First Person: Boys Will Be Boys | reviews, news & interviews
First Person: Boys Will Be Boys
First Person: Boys Will Be Boys
Melissa Bubnic introduces her new play about women working in a man’s world
In the opening scene of Boys Will Be Boys, the lead character, Astrid, talks about how there’s a boys’ world and a girls’ world. Boys’ world is where you want to be. That’s where power is, that’s where fun is. Boys get to be boys and that means holding all the cards, and doing whatever the fuck you want. How do women get into boys’ world when they’ve got a vagina?

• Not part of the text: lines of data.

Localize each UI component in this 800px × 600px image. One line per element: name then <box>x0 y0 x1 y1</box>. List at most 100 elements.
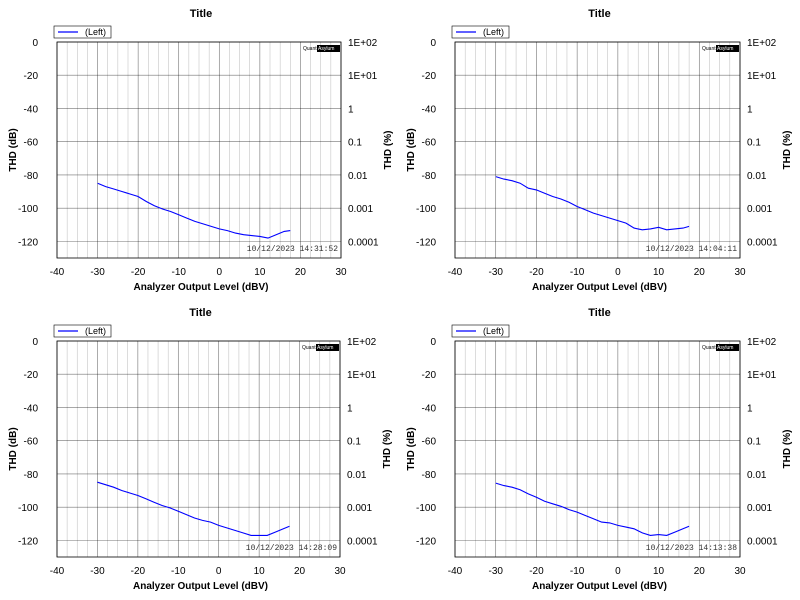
chart-panel-3: Title-40 -30 -20 -10 0 10 20 300-20-40-60-80-10… <box>8 307 393 592</box>
x-axis-label: Analyzer Output Level (dBV) <box>133 282 268 293</box>
y-tick-label: 0 <box>32 337 38 348</box>
y2-tick-label: 0.01 <box>747 171 767 182</box>
y2-tick-label: 1E+01 <box>348 71 378 82</box>
x-tick-label: -10 <box>171 267 186 278</box>
x-tick-label: 0 <box>217 267 223 278</box>
y2-tick-label: 1E+01 <box>747 71 777 82</box>
y-tick-label: -40 <box>422 403 437 414</box>
x-tick-label: 30 <box>734 267 746 278</box>
y2-tick-label: 1 <box>347 403 353 414</box>
x-tick-label: -30 <box>488 566 503 577</box>
x-tick-label: 0 <box>615 566 621 577</box>
x-tick-label: -20 <box>131 566 146 577</box>
logo-text-right: Asylum <box>318 46 334 52</box>
y2-axis-label: THD (%) <box>782 131 793 170</box>
quantasylum-logo: Quant Asylum <box>302 344 339 351</box>
chart-panel-4: Title-40 -30 -20 -10 0 10 20 300-20-40-60-80-10… <box>406 307 793 592</box>
y-tick-label: -80 <box>422 470 437 481</box>
chart-panel-1: Title-40 -30 -20 -10 0 10 20 300-20-40-60-80-10… <box>8 8 394 293</box>
y-tick-label: -20 <box>24 370 39 381</box>
x-tick-label: -10 <box>570 566 585 577</box>
x-tick-label: 10 <box>653 267 665 278</box>
x-tick-label: -30 <box>488 267 503 278</box>
logo-badge <box>716 344 739 351</box>
chart-title: Title <box>588 307 610 319</box>
y2-axis-label: THD (%) <box>782 430 793 469</box>
x-tick-label: -30 <box>90 566 105 577</box>
y2-tick-label: 0.0001 <box>747 237 778 248</box>
logo-text-left: Quant <box>702 345 716 351</box>
y-tick-label: 0 <box>430 337 436 348</box>
logo-text-right: Asylum <box>717 46 733 52</box>
legend: (Left) <box>53 324 112 338</box>
y-tick-label: -100 <box>18 503 38 514</box>
y2-tick-label: 0.0001 <box>747 536 778 547</box>
series-line-left <box>495 482 690 536</box>
y2-tick-label: 1E+01 <box>747 370 777 381</box>
x-tick-label: 0 <box>216 566 222 577</box>
legend: (Left) <box>53 25 112 39</box>
x-tick-label: 10 <box>653 566 665 577</box>
y2-tick-label: 1E+02 <box>747 38 777 49</box>
y-tick-label: 0 <box>32 38 38 49</box>
x-axis-label: Analyzer Output Level (dBV) <box>133 581 268 592</box>
x-tick-label: 30 <box>334 566 346 577</box>
y2-tick-label: 0.001 <box>747 204 772 215</box>
series-line-left <box>495 176 690 231</box>
chart-panel-2: Title-40 -30 -20 -10 0 10 20 300-20-40-60-80-10… <box>406 8 793 293</box>
plot-area <box>57 42 341 258</box>
y-tick-label: -60 <box>24 138 39 149</box>
y2-tick-label: 1 <box>747 403 753 414</box>
x-axis-label: Analyzer Output Level (dBV) <box>532 581 667 592</box>
y-tick-label: -80 <box>24 171 39 182</box>
y2-tick-label: 1E+02 <box>747 337 777 348</box>
y2-tick-label: 0.001 <box>747 503 772 514</box>
x-tick-label: -40 <box>50 267 65 278</box>
y2-tick-label: 0.001 <box>348 204 373 215</box>
quantasylum-logo: Quant Asylum <box>702 344 739 351</box>
y-tick-label: -40 <box>24 104 39 115</box>
y-axis-label: THD (dB) <box>8 128 19 171</box>
y2-tick-label: 1E+02 <box>347 337 377 348</box>
y-tick-label: -80 <box>24 470 39 481</box>
logo-text-left: Quant <box>303 46 317 52</box>
legend-box <box>451 25 510 39</box>
y2-tick-label: 1E+02 <box>348 38 378 49</box>
y2-tick-label: 1 <box>747 104 753 115</box>
legend-label: (Left) <box>483 27 504 37</box>
x-tick-label: -30 <box>90 267 105 278</box>
quantasylum-logo: Quant Asylum <box>303 45 340 52</box>
y-tick-label: -100 <box>416 204 436 215</box>
chart-title: Title <box>189 307 211 319</box>
x-tick-label: 30 <box>335 267 347 278</box>
x-tick-label: -20 <box>131 267 146 278</box>
y2-tick-label: 1E+01 <box>347 370 377 381</box>
x-tick-label: -20 <box>529 267 544 278</box>
legend-label: (Left) <box>85 326 106 336</box>
y-axis-label: THD (dB) <box>8 427 19 470</box>
y-tick-label: -60 <box>422 138 437 149</box>
y2-tick-label: 0.1 <box>347 437 361 448</box>
plot-frame <box>454 41 741 259</box>
y-tick-label: -20 <box>24 71 39 82</box>
y-tick-label: -120 <box>18 237 38 248</box>
x-tick-label: -20 <box>529 566 544 577</box>
y2-tick-label: 0.01 <box>348 171 368 182</box>
legend-box <box>451 324 510 338</box>
y-axis-label: THD (dB) <box>406 128 417 171</box>
y-tick-label: -120 <box>18 536 38 547</box>
x-tick-label: 10 <box>254 267 266 278</box>
y-tick-label: -40 <box>24 403 39 414</box>
chart-title: Title <box>588 8 610 20</box>
legend-label: (Left) <box>85 27 106 37</box>
y2-axis-label: THD (%) <box>383 131 394 170</box>
logo-text-right: Asylum <box>717 345 733 351</box>
x-tick-label: 0 <box>615 267 621 278</box>
y-tick-label: -40 <box>422 104 437 115</box>
y-tick-label: -120 <box>416 237 436 248</box>
quantasylum-logo: Quant Asylum <box>702 45 739 52</box>
x-tick-label: -40 <box>448 566 463 577</box>
x-axis-label: Analyzer Output Level (dBV) <box>532 282 667 293</box>
y-tick-label: -20 <box>422 71 437 82</box>
legend-box <box>53 25 112 39</box>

This play is about how women navigate life in a man’s world. The play is set in the macho world of fictional trading and broking firm, the very respectable Peterson Jones & Walker. Our characters embrace the work-hard-play-hard culture of extravagance, sucking the marrow out of all that the life offers: £2,000 bottles of wine, cocaine-fuelled nights, six-hour lunches, days out yachting, Chanel handbags. It’s not necessarily a play about finance, just as Glengarry Glen Ross is not really a play about real estate agents. It uses the world to illustrate larger points about how sexism operates in the modern workplace, and the impossible task faced by women who have to do everything Fred Astaire can do, but backwards and in heels.
This is not to say that there aren’t women doing well in the workplace, just that there is still a boys’ world that is somewhat off limits to women. In conversation with an Equality and Diversity Manager at Goldman Sachs, I was told that most women will move into the more “feminine” departments of financing and contracts rather than mergers and acquisitions, not because they can’t do the work but because the aggressive macho culture of the big money directorates is impossible to crack. (Pictured below: playwright Melissa Bubnic)

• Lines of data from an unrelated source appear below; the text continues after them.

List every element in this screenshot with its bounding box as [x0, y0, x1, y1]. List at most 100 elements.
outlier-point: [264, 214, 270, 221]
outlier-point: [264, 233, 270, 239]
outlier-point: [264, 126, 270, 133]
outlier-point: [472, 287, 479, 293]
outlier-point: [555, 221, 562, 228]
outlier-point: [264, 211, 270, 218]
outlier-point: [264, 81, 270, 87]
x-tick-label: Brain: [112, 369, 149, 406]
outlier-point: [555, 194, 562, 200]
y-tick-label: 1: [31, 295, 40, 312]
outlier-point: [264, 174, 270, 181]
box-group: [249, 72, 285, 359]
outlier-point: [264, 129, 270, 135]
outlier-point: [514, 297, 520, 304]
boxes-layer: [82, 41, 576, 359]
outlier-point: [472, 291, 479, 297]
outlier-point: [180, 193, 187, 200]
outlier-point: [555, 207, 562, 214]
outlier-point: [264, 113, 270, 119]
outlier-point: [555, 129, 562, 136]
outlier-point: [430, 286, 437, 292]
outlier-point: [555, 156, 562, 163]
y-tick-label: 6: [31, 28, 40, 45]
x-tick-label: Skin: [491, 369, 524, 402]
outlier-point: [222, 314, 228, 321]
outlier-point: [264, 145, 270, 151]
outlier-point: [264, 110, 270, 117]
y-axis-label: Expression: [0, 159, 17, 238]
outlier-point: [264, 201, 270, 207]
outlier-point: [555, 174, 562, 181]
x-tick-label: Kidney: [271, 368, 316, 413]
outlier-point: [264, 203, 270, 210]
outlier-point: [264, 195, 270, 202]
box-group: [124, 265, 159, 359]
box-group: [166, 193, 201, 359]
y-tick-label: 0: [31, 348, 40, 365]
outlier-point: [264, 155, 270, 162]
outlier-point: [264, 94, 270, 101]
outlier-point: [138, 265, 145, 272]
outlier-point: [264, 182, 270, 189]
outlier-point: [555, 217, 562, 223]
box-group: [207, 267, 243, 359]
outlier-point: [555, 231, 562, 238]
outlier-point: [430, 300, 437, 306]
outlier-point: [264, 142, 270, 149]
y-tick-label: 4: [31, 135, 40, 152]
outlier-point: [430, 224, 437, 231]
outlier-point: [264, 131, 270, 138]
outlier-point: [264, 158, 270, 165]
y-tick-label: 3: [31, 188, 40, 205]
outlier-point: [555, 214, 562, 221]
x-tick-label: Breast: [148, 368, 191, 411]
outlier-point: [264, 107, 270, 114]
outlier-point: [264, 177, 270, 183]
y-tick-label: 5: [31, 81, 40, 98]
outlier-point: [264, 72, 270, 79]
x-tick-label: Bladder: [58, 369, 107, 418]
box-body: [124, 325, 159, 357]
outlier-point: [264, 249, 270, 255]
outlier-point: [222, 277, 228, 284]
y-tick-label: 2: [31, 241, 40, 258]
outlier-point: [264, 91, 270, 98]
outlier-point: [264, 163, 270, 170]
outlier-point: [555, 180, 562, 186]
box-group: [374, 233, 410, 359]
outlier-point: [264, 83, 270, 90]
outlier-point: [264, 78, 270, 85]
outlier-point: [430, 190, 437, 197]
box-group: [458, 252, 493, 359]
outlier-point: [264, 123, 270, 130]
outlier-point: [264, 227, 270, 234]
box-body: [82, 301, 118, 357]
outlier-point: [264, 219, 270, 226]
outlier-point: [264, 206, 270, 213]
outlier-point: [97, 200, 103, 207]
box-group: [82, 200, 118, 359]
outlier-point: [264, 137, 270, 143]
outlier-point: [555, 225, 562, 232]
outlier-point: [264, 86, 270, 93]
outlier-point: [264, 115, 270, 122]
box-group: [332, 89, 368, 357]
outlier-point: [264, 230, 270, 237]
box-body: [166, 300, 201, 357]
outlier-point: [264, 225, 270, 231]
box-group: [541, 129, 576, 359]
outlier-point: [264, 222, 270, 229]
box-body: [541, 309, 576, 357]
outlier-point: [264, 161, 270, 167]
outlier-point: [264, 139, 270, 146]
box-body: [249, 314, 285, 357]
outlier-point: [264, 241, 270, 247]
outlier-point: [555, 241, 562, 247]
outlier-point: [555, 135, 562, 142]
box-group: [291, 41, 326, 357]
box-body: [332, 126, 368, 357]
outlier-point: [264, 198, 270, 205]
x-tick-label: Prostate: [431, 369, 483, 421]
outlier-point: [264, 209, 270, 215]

The play questions what power looks like for women. Some argue that going to strip clubs, watching porn, and generally objectifying women is OK because the women who work in those industries choose to do that work. They get paid. Some are even paid well. Women can sell their labour however they want, and it’s patronising to suggest that they are being demeaned or exploited. And some would argue that catering to male sexual desire is inherently problematic. It’s impossible to claim you are powerful when you are on all fours, being spoofed in the face by several large dicks – no matter how much you’re being paid. The play doesn’t come down clearly on either side but suggests that some women can feel powerful and in control of their body and their labour some of the time, but never all of the time.

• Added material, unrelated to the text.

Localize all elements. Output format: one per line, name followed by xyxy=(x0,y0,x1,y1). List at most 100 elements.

Whatever your position, there is increasing pressure on women in particular to embrace the Brazilian wax, the pole-dancing classes, and pose for the mobile phone porn shots less one be labelled uptight or a prude. The idea of what is “normal” (as problematic as that term is) sexual behaviour is increasingly skewed by representations of sex and sexuality in pornography. It’s not just men who objectify women; women are encouraged to objectify themselves: to dress up as prostitutes for “pimps n hos” parties and to engage in girl-on-girl action for a male audience.
Just as the salesmen of Glengarry Glen Ross are only as good as their last sale, the characters of Boys Will Be Boys have no intrinsic value as human beings, but are how much money they make. Ex bond broker, Venetia Thompson, recalls taking a female client out for an expensive dinner where the bill came to over £500. She describes the delicious power she felt when she tipped the Cristal champagne down her throat and casually dropped her gold Amex on the table. For Thompson, this was empowerment, this was the first time she understood feminism.
For the characters in Boys Will Be Boys, money is useful only in so far as it gives you power, and every character is fighting to be on top. The play asks the question, can women ever win in boys’ world when the rules have been set up to ensure they fail?